Happy place! Flying Heritage Collection at Paine Field.
@ikluft Question. So how many replica’s are there of Space Ship One? I forgot there was two in my area. One at Flying Heritage, the other at the Museum of Flight. There’s one in Mojave I think you told me. The real one is in downtown DC at Air and Space. Trying to think of other places.

@JetCityStar 5 SpaceShipOne replicas were made from the same molds as the original.Sometimes its tricky to follow moves. Original SS1 is at Smithsonian National Air & Space Museum in downtown Washington DC.

Replicas:
* One stayed at Mojave Air & Space Port
* Bakersfield Airport BFL terminal representing Kern County
* EAA Museum, Oshkosh
* Flying Heritage Collection, Everett (because Paul Allen funded SS1)
* Museum of Flight, Seattle (originally at Google, then Chabot Science Center, Oakland)

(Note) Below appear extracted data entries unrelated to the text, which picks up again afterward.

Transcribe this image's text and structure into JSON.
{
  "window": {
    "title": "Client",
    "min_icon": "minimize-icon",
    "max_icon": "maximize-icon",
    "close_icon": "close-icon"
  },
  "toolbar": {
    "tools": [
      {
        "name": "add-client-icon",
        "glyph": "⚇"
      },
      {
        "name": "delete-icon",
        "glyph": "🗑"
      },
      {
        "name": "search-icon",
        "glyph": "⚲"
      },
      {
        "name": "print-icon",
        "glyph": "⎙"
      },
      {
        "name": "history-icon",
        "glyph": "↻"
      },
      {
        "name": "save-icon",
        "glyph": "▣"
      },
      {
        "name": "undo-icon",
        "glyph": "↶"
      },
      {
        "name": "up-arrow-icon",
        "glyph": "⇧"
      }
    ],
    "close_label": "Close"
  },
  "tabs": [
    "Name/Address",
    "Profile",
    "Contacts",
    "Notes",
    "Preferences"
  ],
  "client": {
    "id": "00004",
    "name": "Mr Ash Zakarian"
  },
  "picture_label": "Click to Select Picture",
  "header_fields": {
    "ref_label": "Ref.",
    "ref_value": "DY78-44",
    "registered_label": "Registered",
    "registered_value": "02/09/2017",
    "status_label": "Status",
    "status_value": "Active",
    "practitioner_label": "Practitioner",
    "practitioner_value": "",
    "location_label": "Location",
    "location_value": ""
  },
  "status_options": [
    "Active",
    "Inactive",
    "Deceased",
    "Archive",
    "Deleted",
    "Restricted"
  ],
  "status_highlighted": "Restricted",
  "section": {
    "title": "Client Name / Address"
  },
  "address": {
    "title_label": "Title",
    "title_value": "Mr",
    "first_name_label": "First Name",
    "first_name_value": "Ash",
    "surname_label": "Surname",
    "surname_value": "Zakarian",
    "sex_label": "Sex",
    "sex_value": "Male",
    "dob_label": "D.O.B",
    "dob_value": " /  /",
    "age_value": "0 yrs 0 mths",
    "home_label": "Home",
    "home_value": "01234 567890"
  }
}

@JetCityStar During @Leighton's visit to America this past Summer, I showed him the SpaceShipOne replica in Mojave and you showed us the one at Museum of Flight. At the time I wasn't aware that one had been moved from Chabot Center in Oakland. MoF is a much more fitting location. That one was purchased by Google back when they tried to be cool. After displaying it in an office building, they got bored and donated it to the Chabot Space & Science Center, who couldn't fund a proper display.
@JetCityStar @Leighton Of course I've told you I was there to see all three of SpaceShipOne's space flights at Mojave in 2004. Some pics from Oct 4, 2004 when SS1 won the X-Prize (for 2 crewed flights above 100km/328,084ft with the same spacecraft within 14 days) and beat the X-15 winged-flight altitude record.
Trivia: the tail number N328KF represented the goal altitude 328,000ft (K=thousand) because reg number N100KM was already taken by a glider.